Tu trzeba dodać, że oferowana cena jest poniżej historycznych wartości hrywny. – Miejmy nadzieję, że sytuacja się uspokoi i zakupione pieniądze będzie można wydać, na przykład podczas przyszłego pobytu w Odessie i realnie pomóc ludziom, którzy będą potrzebowali stanąć na nogi i ponownie uruchomić swoje biznesy – informuje Tavex.
Warto kupić hrwyny, bo w ten sposób ułatwia się ich sprzedaż Ukraińcom. Można się w ten sposób przyczynić do zapewnienia płynności finansowej uciekającym i zwiększenia zaufania do ukraińskiej waluty.

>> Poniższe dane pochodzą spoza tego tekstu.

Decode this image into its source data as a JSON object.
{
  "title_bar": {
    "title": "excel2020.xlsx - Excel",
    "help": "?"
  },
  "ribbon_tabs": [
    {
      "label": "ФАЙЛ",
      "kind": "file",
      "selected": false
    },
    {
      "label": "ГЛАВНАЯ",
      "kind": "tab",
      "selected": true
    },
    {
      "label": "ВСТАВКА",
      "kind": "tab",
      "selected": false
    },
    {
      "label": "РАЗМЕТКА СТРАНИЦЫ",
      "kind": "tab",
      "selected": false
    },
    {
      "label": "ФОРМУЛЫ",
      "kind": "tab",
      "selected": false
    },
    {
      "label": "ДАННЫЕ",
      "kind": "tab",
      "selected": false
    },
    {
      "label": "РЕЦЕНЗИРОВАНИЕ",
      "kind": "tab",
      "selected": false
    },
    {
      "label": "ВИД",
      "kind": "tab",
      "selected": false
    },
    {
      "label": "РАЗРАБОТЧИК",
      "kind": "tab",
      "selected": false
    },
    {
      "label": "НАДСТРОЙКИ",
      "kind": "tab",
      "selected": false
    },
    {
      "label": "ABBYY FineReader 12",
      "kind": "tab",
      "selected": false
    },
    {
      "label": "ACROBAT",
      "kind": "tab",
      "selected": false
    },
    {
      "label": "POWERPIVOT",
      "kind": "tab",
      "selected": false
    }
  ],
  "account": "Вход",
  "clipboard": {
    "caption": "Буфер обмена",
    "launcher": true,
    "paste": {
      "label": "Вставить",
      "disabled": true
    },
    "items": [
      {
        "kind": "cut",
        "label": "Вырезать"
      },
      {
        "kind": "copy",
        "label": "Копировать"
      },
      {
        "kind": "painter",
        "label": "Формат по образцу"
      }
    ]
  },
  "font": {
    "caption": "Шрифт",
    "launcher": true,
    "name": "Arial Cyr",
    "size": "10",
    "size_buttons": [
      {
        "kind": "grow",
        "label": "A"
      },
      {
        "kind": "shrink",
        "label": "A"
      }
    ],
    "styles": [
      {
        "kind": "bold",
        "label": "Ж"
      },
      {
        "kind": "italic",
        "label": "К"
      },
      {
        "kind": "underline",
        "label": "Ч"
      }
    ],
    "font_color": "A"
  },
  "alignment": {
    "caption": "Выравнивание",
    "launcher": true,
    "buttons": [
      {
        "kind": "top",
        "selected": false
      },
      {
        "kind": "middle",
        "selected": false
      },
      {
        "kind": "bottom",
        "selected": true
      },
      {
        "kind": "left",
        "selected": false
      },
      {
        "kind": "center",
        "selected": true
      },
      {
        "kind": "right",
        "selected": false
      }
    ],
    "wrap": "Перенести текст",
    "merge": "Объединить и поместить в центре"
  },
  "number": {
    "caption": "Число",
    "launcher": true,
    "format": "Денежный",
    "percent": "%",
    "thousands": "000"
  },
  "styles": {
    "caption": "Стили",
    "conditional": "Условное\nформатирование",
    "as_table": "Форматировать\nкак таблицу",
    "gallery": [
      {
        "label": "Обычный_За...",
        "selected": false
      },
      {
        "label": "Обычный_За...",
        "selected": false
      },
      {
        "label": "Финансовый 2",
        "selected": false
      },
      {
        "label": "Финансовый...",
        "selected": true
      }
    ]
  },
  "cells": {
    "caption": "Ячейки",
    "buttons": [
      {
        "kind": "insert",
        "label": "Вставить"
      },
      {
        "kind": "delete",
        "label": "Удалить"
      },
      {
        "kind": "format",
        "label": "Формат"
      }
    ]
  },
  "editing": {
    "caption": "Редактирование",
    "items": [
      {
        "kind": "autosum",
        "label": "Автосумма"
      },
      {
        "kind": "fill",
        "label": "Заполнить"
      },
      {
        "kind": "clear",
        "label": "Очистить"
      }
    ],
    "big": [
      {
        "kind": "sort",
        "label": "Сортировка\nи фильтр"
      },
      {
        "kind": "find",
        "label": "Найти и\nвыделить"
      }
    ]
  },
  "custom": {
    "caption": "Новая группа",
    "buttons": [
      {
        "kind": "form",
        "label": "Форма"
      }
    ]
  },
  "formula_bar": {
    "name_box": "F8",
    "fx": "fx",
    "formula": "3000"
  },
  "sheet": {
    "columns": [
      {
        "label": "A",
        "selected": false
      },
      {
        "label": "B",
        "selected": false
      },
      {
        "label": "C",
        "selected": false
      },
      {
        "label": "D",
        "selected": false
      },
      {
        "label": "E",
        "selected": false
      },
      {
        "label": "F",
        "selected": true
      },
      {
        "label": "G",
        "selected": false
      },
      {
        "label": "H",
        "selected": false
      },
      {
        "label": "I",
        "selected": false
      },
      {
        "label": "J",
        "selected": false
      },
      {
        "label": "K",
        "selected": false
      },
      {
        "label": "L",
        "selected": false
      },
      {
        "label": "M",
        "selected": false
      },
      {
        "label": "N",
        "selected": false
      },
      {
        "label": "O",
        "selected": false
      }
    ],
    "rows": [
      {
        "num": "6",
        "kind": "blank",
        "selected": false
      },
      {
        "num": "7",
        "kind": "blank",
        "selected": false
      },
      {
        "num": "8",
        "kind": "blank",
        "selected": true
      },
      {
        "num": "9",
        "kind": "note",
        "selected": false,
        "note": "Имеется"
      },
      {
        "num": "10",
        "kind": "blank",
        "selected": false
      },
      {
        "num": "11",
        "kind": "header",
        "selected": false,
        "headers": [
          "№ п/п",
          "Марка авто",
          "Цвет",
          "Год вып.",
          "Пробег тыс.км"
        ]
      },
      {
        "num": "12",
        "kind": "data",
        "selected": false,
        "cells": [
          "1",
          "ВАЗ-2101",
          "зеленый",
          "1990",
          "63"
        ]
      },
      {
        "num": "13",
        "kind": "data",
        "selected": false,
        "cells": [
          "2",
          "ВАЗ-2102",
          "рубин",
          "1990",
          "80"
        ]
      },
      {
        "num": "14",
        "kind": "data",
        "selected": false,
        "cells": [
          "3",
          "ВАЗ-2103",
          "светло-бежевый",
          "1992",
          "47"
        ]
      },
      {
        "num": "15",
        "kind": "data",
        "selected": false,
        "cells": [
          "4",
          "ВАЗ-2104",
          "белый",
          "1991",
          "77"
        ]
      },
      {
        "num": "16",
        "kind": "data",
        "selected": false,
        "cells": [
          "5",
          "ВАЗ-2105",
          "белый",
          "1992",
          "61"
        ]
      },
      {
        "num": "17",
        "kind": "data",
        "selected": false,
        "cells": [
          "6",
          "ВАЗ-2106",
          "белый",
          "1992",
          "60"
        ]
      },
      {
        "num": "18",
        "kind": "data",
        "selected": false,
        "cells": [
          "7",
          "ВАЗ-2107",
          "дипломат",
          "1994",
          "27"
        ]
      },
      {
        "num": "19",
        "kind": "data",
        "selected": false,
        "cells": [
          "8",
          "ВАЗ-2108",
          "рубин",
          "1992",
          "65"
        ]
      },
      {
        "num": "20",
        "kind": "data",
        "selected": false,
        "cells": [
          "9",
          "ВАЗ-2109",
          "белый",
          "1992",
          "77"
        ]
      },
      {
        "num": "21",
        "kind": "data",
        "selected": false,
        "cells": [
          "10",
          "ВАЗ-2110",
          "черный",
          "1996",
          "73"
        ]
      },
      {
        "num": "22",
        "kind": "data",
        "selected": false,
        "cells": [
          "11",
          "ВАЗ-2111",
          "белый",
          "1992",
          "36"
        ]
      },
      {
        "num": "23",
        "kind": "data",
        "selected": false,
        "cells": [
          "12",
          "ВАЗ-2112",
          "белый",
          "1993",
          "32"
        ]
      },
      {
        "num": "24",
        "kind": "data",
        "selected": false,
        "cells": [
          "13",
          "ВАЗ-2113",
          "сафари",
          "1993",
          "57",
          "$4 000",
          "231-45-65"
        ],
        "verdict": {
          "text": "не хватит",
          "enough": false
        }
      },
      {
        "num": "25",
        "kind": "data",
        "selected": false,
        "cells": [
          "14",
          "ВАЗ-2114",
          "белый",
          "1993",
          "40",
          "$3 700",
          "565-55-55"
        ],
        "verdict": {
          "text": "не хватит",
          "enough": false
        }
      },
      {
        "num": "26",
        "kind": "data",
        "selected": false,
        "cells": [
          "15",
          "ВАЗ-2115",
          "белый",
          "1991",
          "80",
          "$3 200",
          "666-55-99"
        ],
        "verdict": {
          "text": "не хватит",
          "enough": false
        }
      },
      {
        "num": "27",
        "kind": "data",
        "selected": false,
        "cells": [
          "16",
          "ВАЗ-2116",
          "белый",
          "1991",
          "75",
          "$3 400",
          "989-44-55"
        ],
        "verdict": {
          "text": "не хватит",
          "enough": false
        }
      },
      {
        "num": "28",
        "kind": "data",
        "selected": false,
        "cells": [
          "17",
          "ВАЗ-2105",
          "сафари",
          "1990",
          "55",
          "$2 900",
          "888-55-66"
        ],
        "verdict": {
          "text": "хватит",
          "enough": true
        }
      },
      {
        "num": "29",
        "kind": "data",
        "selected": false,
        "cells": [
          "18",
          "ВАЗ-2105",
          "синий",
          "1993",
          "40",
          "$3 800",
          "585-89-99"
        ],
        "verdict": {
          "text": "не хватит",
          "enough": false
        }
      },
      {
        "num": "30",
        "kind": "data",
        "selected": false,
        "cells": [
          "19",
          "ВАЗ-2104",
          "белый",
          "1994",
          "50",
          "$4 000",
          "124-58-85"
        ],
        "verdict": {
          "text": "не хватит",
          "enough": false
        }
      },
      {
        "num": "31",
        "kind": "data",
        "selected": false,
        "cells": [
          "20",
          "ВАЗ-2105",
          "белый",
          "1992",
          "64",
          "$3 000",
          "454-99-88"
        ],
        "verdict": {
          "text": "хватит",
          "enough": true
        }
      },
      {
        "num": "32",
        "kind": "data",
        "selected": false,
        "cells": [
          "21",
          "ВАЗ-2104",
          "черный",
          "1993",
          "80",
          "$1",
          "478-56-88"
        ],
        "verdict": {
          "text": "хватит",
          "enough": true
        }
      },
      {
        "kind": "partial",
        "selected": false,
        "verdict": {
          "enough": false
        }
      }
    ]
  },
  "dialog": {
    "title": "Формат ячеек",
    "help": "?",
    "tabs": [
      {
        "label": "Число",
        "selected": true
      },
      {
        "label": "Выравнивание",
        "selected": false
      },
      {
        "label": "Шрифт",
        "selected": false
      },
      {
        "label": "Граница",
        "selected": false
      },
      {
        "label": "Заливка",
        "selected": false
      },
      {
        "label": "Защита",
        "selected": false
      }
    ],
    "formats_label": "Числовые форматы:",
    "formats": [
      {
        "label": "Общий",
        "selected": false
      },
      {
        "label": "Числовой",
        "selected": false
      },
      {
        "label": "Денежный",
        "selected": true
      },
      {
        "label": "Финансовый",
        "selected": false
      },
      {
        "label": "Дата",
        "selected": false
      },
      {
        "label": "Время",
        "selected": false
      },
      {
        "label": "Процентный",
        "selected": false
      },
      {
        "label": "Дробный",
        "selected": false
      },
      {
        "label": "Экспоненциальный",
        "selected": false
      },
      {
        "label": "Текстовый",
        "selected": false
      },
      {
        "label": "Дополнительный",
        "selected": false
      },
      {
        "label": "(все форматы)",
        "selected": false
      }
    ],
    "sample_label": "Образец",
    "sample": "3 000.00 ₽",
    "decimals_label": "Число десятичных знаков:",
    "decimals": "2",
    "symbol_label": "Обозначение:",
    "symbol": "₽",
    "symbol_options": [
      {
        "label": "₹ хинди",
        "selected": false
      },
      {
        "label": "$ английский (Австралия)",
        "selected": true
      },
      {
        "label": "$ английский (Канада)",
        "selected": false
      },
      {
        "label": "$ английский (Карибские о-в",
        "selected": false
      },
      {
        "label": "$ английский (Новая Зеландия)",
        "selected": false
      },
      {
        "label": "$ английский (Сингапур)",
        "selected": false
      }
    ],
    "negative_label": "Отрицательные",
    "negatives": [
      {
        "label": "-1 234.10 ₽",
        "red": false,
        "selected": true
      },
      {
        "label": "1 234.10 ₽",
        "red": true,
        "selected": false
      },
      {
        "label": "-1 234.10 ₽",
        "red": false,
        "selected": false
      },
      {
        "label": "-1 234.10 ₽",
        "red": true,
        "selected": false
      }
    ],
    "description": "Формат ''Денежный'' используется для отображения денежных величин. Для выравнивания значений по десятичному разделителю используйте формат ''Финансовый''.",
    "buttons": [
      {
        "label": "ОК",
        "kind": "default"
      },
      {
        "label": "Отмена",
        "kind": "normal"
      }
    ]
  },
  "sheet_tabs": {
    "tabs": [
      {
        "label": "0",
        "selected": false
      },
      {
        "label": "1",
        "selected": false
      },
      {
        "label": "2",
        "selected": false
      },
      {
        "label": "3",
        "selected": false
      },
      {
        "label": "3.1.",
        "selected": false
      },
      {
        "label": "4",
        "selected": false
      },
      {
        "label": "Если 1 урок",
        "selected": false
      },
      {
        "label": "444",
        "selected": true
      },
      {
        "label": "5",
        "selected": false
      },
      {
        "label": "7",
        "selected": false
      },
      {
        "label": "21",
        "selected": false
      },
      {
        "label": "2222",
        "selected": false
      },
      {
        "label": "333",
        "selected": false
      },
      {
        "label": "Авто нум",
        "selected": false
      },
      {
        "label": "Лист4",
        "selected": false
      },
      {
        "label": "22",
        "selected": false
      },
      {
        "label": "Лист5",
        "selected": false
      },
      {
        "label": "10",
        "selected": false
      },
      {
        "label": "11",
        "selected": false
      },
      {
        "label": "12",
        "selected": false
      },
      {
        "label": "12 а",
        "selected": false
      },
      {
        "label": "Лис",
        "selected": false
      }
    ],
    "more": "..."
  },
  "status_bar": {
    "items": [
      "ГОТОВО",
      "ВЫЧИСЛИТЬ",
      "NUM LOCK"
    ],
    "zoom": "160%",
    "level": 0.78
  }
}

Firma ma pięć oddziałów stacjonarnych (Warszawa, Wrocław, Katowice i Gdynia). Ale można walutę kupić także przez internet z dostawą pocztą lub kurierem.
– 200, 500 czy 1000 hrywien ukraińskich to odpowiednio zakup za 18, 45 lub 90 polskich złotych – podaje Tavex.